Chronik | Niederösterreich
27.07.2018

Mautern: Geistern und Dämonen auf den Fersen

Julian Joksch hat sich auf übersinnliche Erscheinungen spezialisiert und will schon oft fündig geworden sein

„Hier hab’ ich mal eine Gestalt gesehen“, sagt Julian Joksch. Er zeigt mit dem Finger auf den Zaun gleich neben dem Friedhofstor in Mautern im Bezirk Krems. Dass ihm dort ein Geist erschienen sei, will der 20-Jährige mit einem Bild beweisen. Das Foto zeigt eine nächtliche Aufnahme, auf der die Rückseite von zwei Grabsteinen, ein eiserner Zaun und schwer erkennbare, weiße Flecken zu sehen sind. Joksch ist überzeugt, dass die Zigarettenrauch-ähnlichen Flecken ein Jackpot sind.

Neugründung

Vor wenigen Tagen hat er den Verein „Ghost Hunter Mautern“ ins Leben gerufen, damit er Leuten, die in Häusern leben, in denen es womöglich spukt, helfen kann. Seit ihm seine 2006 verstorbene Oma in seinem Zimmer als Geist erschienen sein soll, glaubt er an überirdische Gestalten wie Geister, Elfen, Dämonen oder Einhörner. „Unsere Aufgabe ist es, sie ins Licht zu führen. Das gelingt erst dann, wenn sie uns informieren“, erklärt der 20-Jährige. Mehrere Sichtungen sind ihm vor dem Friedhof in Mautern schon gelungen. Damit er besser verstehen kann, was Geister mitteilen wollen, will er sich zu einem „Medium“ weiter ausbilden lassen. Das sind Personen, die offenbar mit Verstorbenen Kontakt aufnehmen können. Allerdings sind deren Fähigkeiten umstritten.

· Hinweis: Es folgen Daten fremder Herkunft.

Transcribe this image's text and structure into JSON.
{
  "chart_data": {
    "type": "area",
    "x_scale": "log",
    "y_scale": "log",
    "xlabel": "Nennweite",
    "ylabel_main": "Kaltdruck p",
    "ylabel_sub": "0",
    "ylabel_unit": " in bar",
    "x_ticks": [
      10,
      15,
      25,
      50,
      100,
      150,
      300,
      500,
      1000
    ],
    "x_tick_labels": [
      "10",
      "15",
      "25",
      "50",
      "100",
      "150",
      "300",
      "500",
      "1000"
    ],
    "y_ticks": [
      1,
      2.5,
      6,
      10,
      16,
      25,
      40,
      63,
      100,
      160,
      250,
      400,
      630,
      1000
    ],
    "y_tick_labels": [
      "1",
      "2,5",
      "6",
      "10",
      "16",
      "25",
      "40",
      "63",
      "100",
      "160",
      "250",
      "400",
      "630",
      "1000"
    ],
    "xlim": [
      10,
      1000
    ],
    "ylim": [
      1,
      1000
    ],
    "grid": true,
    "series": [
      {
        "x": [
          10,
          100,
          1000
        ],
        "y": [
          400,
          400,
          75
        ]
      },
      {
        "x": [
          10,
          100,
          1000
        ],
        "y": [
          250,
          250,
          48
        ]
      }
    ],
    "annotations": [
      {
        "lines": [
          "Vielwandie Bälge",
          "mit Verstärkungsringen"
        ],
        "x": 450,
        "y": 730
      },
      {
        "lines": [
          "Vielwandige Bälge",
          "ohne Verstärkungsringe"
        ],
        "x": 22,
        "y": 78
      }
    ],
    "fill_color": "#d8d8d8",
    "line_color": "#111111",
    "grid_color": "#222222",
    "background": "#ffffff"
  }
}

Derzeit hat Julian zwei Mitstreiter, wobei sich Patrick, 19, eher als Sicherheitsmann versteht, sollte sich irgendetwas Unerwartetes ereignen. „Ich kann mit der Sache eigentlich nicht so viel anfangen. Aber ich mache das Julian zuliebe“, erzählt Patrick.

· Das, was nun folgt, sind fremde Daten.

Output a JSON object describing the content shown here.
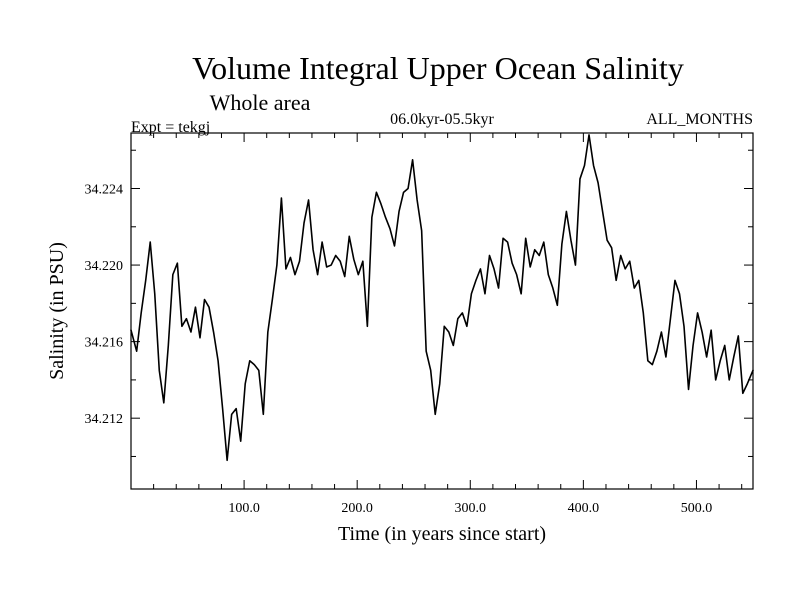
{
  "chart_data": {
    "type": "line",
    "title": "Volume Integral Upper Ocean Salinity",
    "subtitle": "Whole area",
    "annotations": {
      "experiment": "Expt = tekgj",
      "time_window": "06.0kyr-05.5kyr",
      "months": "ALL_MONTHS"
    },
    "xlabel": "Time (in years since start)",
    "ylabel": "Salinity (in PSU)",
    "xlim": [
      0,
      550
    ],
    "ylim": [
      34.2083,
      34.2269
    ],
    "xticks": [
      {
        "value": 100,
        "label": "100.0"
      },
      {
        "value": 200,
        "label": "200.0"
      },
      {
        "value": 300,
        "label": "300.0"
      },
      {
        "value": 400,
        "label": "400.0"
      },
      {
        "value": 500,
        "label": "500.0"
      }
    ],
    "yticks": [
      {
        "value": 34.212,
        "label": "34.212"
      },
      {
        "value": 34.216,
        "label": "34.216"
      },
      {
        "value": 34.22,
        "label": "34.220"
      },
      {
        "value": 34.224,
        "label": "34.224"
      }
    ],
    "grid": false,
    "series": [
      {
        "name": "Salinity",
        "color": "#000000",
        "x": [
          0,
          5,
          9,
          13,
          17,
          21,
          25,
          29,
          33,
          37,
          41,
          45,
          49,
          53,
          57,
          61,
          65,
          69,
          73,
          77,
          81,
          85,
          89,
          93,
          97,
          101,
          105,
          109,
          113,
          117,
          121,
          125,
          129,
          133,
          137,
          141,
          145,
          149,
          153,
          157,
          161,
          165,
          169,
          173,
          177,
          181,
          185,
          189,
          193,
          197,
          201,
          205,
          209,
          213,
          217,
          221,
          225,
          229,
          233,
          237,
          241,
          245,
          249,
          253,
          257,
          261,
          265,
          269,
          273,
          277,
          281,
          285,
          289,
          293,
          297,
          301,
          305,
          309,
          313,
          317,
          321,
          325,
          329,
          333,
          337,
          341,
          345,
          349,
          353,
          357,
          361,
          365,
          369,
          373,
          377,
          381,
          385,
          389,
          393,
          397,
          401,
          405,
          409,
          413,
          417,
          421,
          425,
          429,
          433,
          437,
          441,
          445,
          449,
          453,
          457,
          461,
          465,
          469,
          473,
          477,
          481,
          485,
          489,
          493,
          497,
          501,
          505,
          509,
          513,
          517,
          521,
          525,
          529,
          533,
          537,
          541,
          545,
          550
        ],
        "values": [
          34.2166,
          34.2155,
          34.2175,
          34.2192,
          34.2212,
          34.2185,
          34.2145,
          34.2128,
          34.2158,
          34.2195,
          34.2201,
          34.2168,
          34.2172,
          34.2165,
          34.2178,
          34.2162,
          34.2182,
          34.2178,
          34.2165,
          34.215,
          34.2125,
          34.2098,
          34.2122,
          34.2125,
          34.2108,
          34.2138,
          34.215,
          34.2148,
          34.2145,
          34.2122,
          34.2165,
          34.2182,
          34.22,
          34.2235,
          34.2198,
          34.2204,
          34.2195,
          34.2202,
          34.2222,
          34.2234,
          34.2208,
          34.2195,
          34.2212,
          34.2199,
          34.22,
          34.2205,
          34.2202,
          34.2194,
          34.2215,
          34.2203,
          34.2195,
          34.2202,
          34.2168,
          34.2225,
          34.2238,
          34.2232,
          34.2225,
          34.2219,
          34.221,
          34.2228,
          34.2238,
          34.224,
          34.2255,
          34.2234,
          34.2218,
          34.2155,
          34.2145,
          34.2122,
          34.2138,
          34.2168,
          34.2165,
          34.2158,
          34.2172,
          34.2175,
          34.2168,
          34.2185,
          34.2192,
          34.2198,
          34.2185,
          34.2205,
          34.2198,
          34.2188,
          34.2214,
          34.2212,
          34.2201,
          34.2195,
          34.2185,
          34.2214,
          34.2199,
          34.2208,
          34.2205,
          34.2212,
          34.2195,
          34.2188,
          34.2179,
          34.2211,
          34.2228,
          34.2213,
          34.22,
          34.2245,
          34.2252,
          34.2268,
          34.2252,
          34.2243,
          34.2228,
          34.2213,
          34.2209,
          34.2192,
          34.2205,
          34.2198,
          34.2202,
          34.2188,
          34.2192,
          34.2175,
          34.215,
          34.2148,
          34.2155,
          34.2165,
          34.2152,
          34.2172,
          34.2192,
          34.2185,
          34.2168,
          34.2135,
          34.2158,
          34.2175,
          34.2165,
          34.2152,
          34.2166,
          34.214,
          34.215,
          34.2158,
          34.214,
          34.2152,
          34.2163,
          34.2133,
          34.2138,
          34.2145
        ]
      }
    ]
  }
}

Um Geister jagen zu können, benötigen sie Hilfsmittel wie ein Messgerät, mit dem man elektromagnetische Felder aufspüren kann, Thermometer, Diktiergerät, Taschenlampe, Videokamera und einen Fotoapparat. „Unseren ersten Auftrag haben wir in Kärnten, wo es in einem alten Kurhaus gewaltig spukt“, erzählt Joksch, während er ein Handyfoto herzeigt, auf dem in einem Fensterglas der Teil eines Gesichts zu sehen sein soll. Tatsächlich ist bei längerem Hinsehen ein Kopf erkennbar, der an jenen eines Mädchens erinnern könnte.

„Egal wie andere darüber denken, ich weiß, dass es Geister gibt und dass ich nochmals auf die Welt komme“, sagt Joksch.